Part 2. The Benefits of PPS
Of all the payout methods, PPS (and its variants) has been winning – deservedly so, since it is the best.
A. Review
All pools construct a parallel version of the Bitcoin network, where the difficulty is much lower. It is easy to hit blocks there (even for tiny miners). This solves the variance problem. On the pool, these blocks are called “shares”.
PPS is “pay per share”, where the pool pays its hasher, for each share they hit.
B. PPS vs Proportional
PPS shifts multiple types of risk to the pool operator. For example, imagine a pool is paying $20 per share, but then the price of Bitcoin crashes -99% – but the pool-operator is asleep. They keep paying $20 per share.
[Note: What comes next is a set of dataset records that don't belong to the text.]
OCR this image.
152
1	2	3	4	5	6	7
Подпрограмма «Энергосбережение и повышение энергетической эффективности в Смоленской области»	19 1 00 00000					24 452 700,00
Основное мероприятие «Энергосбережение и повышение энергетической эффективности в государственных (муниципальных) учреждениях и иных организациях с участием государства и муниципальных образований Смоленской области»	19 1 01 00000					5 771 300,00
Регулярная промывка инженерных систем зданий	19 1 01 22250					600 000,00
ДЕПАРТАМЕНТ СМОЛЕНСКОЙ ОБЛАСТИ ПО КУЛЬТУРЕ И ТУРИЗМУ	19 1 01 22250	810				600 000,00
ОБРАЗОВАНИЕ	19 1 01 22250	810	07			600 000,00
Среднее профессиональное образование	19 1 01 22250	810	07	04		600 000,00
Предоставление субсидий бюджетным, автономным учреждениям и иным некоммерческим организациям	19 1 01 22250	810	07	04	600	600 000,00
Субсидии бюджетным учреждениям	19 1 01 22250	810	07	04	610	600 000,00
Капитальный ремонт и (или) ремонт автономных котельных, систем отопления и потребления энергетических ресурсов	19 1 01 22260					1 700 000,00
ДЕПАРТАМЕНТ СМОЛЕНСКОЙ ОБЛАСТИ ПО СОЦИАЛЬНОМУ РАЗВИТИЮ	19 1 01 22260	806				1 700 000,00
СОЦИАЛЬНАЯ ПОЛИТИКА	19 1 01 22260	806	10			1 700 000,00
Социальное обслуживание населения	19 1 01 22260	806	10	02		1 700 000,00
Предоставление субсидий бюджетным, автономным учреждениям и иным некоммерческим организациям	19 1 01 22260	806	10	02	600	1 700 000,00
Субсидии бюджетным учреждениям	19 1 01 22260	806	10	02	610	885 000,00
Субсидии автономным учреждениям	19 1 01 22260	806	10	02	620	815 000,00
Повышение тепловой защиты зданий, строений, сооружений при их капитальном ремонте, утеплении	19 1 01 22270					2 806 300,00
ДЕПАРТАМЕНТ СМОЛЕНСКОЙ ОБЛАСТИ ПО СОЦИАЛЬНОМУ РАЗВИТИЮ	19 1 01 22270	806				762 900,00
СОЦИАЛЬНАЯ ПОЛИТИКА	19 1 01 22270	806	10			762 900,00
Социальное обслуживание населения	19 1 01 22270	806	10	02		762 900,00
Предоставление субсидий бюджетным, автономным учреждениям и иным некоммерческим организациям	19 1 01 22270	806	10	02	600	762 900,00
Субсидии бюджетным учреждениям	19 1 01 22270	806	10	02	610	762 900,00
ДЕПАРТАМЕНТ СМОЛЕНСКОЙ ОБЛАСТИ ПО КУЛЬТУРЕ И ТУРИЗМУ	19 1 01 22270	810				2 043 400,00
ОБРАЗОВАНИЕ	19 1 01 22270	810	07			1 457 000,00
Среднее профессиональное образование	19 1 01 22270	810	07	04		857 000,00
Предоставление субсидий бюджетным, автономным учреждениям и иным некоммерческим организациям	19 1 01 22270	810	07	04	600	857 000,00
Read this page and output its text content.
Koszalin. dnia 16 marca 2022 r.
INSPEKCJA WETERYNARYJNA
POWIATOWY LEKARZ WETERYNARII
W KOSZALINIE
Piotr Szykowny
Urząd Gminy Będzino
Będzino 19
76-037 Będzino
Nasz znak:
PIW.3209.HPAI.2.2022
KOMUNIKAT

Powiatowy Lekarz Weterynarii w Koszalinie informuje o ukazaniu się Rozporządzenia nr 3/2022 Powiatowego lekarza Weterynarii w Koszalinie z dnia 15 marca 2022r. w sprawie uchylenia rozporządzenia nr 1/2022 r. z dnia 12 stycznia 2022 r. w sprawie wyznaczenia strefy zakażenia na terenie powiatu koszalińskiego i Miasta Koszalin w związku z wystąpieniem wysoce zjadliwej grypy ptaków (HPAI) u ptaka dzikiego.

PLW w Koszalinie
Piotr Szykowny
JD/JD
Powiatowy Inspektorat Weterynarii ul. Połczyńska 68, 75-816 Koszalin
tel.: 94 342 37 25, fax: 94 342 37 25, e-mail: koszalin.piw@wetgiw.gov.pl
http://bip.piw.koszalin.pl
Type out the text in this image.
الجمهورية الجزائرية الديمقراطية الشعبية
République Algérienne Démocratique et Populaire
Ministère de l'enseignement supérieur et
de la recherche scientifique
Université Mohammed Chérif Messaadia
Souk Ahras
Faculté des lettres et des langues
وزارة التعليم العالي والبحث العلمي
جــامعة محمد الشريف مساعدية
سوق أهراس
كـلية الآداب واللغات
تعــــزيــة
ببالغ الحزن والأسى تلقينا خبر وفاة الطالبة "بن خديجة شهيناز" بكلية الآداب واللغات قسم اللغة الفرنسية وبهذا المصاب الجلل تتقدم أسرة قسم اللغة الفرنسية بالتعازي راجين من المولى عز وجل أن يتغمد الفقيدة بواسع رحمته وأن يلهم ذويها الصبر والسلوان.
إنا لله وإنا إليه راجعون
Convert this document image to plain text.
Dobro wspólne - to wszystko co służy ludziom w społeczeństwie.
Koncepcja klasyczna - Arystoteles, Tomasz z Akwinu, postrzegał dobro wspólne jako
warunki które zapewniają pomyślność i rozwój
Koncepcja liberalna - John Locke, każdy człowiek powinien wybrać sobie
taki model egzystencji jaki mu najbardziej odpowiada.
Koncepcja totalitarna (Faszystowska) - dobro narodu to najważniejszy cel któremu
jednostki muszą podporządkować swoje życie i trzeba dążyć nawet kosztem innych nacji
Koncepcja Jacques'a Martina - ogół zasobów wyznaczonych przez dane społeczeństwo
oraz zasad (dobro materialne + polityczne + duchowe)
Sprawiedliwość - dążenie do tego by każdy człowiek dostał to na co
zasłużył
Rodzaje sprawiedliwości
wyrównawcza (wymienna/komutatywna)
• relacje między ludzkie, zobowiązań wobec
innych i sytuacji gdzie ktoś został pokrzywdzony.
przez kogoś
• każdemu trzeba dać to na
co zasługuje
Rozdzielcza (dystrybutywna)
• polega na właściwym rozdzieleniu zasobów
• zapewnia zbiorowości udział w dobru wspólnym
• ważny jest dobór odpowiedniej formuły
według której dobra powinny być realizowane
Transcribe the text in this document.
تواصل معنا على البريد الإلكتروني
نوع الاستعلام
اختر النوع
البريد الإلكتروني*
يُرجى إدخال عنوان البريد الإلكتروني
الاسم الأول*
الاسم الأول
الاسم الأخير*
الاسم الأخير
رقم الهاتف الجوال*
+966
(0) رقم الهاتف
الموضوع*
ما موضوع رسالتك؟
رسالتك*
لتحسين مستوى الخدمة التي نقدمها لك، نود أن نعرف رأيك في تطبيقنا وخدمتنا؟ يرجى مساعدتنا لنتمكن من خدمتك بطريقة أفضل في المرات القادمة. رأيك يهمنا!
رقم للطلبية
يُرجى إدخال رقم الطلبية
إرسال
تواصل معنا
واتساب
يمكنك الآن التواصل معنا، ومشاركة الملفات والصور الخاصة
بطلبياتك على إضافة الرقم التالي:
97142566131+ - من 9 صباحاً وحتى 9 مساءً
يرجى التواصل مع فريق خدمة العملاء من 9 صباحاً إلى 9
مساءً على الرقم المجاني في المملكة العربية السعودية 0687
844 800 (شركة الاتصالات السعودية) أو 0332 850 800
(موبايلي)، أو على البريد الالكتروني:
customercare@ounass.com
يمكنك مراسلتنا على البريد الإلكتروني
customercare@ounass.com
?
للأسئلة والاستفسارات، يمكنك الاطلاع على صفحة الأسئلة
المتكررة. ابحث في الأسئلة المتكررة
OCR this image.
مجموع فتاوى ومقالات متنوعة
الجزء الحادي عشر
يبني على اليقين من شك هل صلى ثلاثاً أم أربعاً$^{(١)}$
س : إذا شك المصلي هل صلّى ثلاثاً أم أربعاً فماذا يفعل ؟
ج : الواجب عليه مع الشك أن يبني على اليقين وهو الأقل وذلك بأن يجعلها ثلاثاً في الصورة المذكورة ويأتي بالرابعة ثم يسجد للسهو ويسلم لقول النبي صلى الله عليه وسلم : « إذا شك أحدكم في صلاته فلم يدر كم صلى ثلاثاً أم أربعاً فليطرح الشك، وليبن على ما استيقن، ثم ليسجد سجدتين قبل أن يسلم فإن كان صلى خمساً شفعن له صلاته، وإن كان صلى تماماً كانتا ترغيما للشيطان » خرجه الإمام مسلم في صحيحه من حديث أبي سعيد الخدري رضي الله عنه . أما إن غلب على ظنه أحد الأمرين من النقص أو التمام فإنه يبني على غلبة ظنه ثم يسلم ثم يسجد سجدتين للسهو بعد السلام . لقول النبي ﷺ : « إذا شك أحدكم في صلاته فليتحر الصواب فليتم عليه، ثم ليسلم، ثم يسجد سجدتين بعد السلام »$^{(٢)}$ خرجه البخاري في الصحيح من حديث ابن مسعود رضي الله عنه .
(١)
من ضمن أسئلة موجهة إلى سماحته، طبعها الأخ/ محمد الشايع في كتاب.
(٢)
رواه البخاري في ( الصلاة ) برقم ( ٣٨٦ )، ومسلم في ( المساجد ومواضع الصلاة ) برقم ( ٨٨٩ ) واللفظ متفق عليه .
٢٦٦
Miners would switch to this pool, draining the pool’s banking account (since the pool is overpaying for BTC, now worth 99% less than it was yesterday). A second example: imagine the pool-operator anticipates that today’s BTC transaction-fee revenues will be $5000 total. He sets a high PPS rate, to attract hashers. But, actually, the blocks mined today only total $2000 in txn-fee revenue. The pool-operator eats the loss. Finally, the pool-operator may expect to hit 20 blocks today – they set a high PPS rate. But, they have bad luck, the whole pool only hits 14 blocks. It doesn’t matter – the pool-operator still has to pay everyone out, as promised.
The rival payout method (PPLNS, and its variants) works the opposite way. It [1] waits for the pool to hit a real Bitcoin block, and then [2] distributes the reward of that block proportionally, to all miners, based on who found more shares. It used to be called “proportional” (for that reason) and it has since split into many variants of its own. But the key points are [1] you are tied to the pool’s fate – if they are unlucky (and never hit a block), then you never get paid; [2] you don’t get paid, until the pool hits a block (thus, you bear the “exchange rate fluctuation” risk, etc).2
Some payouts distinguish between “the block subsidy” and “the transaction fees” – to me this makes no difference. FPPS is equal to PPS, for my purposes. (In the future, there will be only fees, and zero block subsidy.)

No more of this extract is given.